Hausmann’s elegant account of Ravel’s Quartet in F Major—displaying a warm, glowing sonority as well as eloquent phrasing throughout—clearly communicated Ravel’s deft juxtaposition of formality and sensuality in this work. I was taken by the players’ ebullient pizzicato drive in the brilliant second movement, marked “Assez vif et très rythmé,” as well as the strings’ vibrant dynamic contrasts in the lush opening movement.

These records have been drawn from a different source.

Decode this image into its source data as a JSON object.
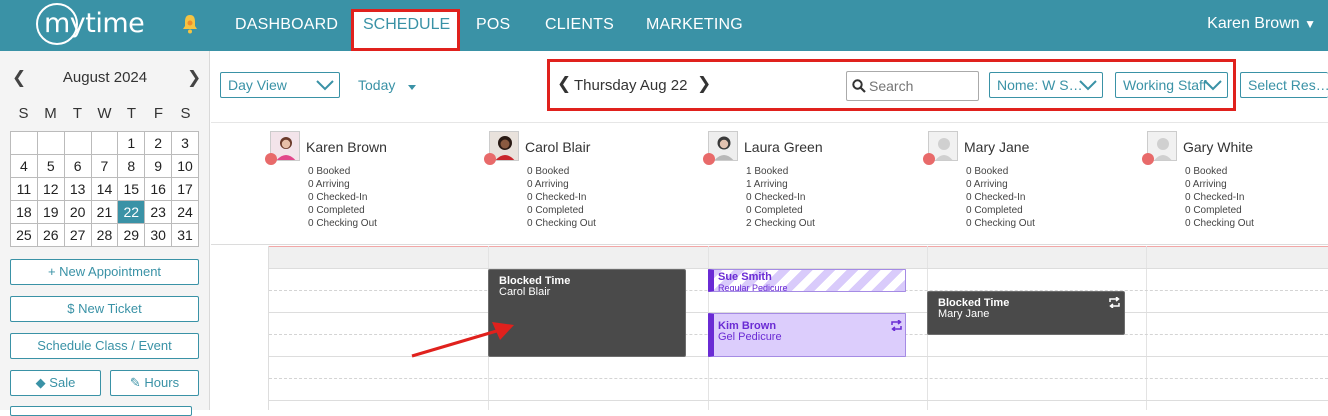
{
  "app": {
    "logo_text": "mytime",
    "brand_color": "#3a92a6",
    "accent_color": "#e0211d"
  },
  "nav": {
    "items": [
      "DASHBOARD",
      "SCHEDULE",
      "POS",
      "CLIENTS",
      "MARKETING"
    ],
    "active": "SCHEDULE",
    "user": "Karen Brown"
  },
  "calendar": {
    "month_label": "August 2024",
    "weekdays": [
      "S",
      "M",
      "T",
      "W",
      "T",
      "F",
      "S"
    ],
    "weeks": [
      [
        "",
        "",
        "",
        "",
        "1",
        "2",
        "3"
      ],
      [
        "4",
        "5",
        "6",
        "7",
        "8",
        "9",
        "10"
      ],
      [
        "11",
        "12",
        "13",
        "14",
        "15",
        "16",
        "17"
      ],
      [
        "18",
        "19",
        "20",
        "21",
        "22",
        "23",
        "24"
      ],
      [
        "25",
        "26",
        "27",
        "28",
        "29",
        "30",
        "31"
      ]
    ],
    "selected_day": "22"
  },
  "left_buttons": {
    "new_appointment": "+ New Appointment",
    "new_ticket": "$  New Ticket",
    "schedule_class": "Schedule Class / Event",
    "sale": "Sale",
    "hours": "Hours"
  },
  "toolbar": {
    "view_select": "Day View",
    "today": "Today",
    "date_dow": "Thursday",
    "date_md": "Aug 22",
    "search_placeholder": "Search",
    "location_select": "Nome: W S…",
    "staff_select": "Working Staff",
    "resource_select": "Select Res…"
  },
  "staff": [
    {
      "name": "Karen Brown",
      "avatar": "photo-woman-pink-icon",
      "stats": [
        "0 Booked",
        "0 Arriving",
        "0 Checked-In",
        "0 Completed",
        "0 Checking Out"
      ]
    },
    {
      "name": "Carol Blair",
      "avatar": "photo-woman-red-icon",
      "stats": [
        "0 Booked",
        "0 Arriving",
        "0 Checked-In",
        "0 Completed",
        "0 Checking Out"
      ]
    },
    {
      "name": "Laura Green",
      "avatar": "photo-woman-gray-icon",
      "stats": [
        "1 Booked",
        "1 Arriving",
        "0 Checked-In",
        "0 Completed",
        "2 Checking Out"
      ]
    },
    {
      "name": "Mary Jane",
      "avatar": "placeholder-person-icon",
      "stats": [
        "0 Booked",
        "0 Arriving",
        "0 Checked-In",
        "0 Completed",
        "0 Checking Out"
      ]
    },
    {
      "name": "Gary White",
      "avatar": "placeholder-person-icon",
      "stats": [
        "0 Booked",
        "0 Arriving",
        "0 Checked-In",
        "0 Completed",
        "0 Checking Out"
      ]
    }
  ],
  "appointments": {
    "carol_block": {
      "title": "Blocked Time",
      "sub": "Carol Blair"
    },
    "sue": {
      "title": "Sue Smith",
      "sub": "Regular Pedicure"
    },
    "kim": {
      "title": "Kim Brown",
      "sub": "Gel Pedicure"
    },
    "mary_block": {
      "title": "Blocked Time",
      "sub": "Mary Jane"
    }
  }
}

The moment the Hausmann Quartet launches into a Haydn string quartet, their sound takes on a special character, an effusive, ingratiating ensemble that these players have developed through their immersion in Haydn’s rich string quartet canon. In the opening movement of his Quartet in F-sharp Minor, Op. 50, No. 4, I particularly enjoyed the spirited camaraderie of the interplay between first violinist Isaac Allen and  cellist Alex Greenbaum, as well as the ensemble’s bracing but lithe allegros. This F-sharp Minor string quartet spends an unusual amount of time in the major mode, however, and it climaxes with a concise but robust, good-natured fugue.

This concert was presented by the Hausmann Quartet on Sunday, September 17, 2023, at the Maritime Museum of San Diego on San Diego Bay in downtown San Diego. The next Haydn Voyage concert is scheduled for November 19, 2023, in the same venue.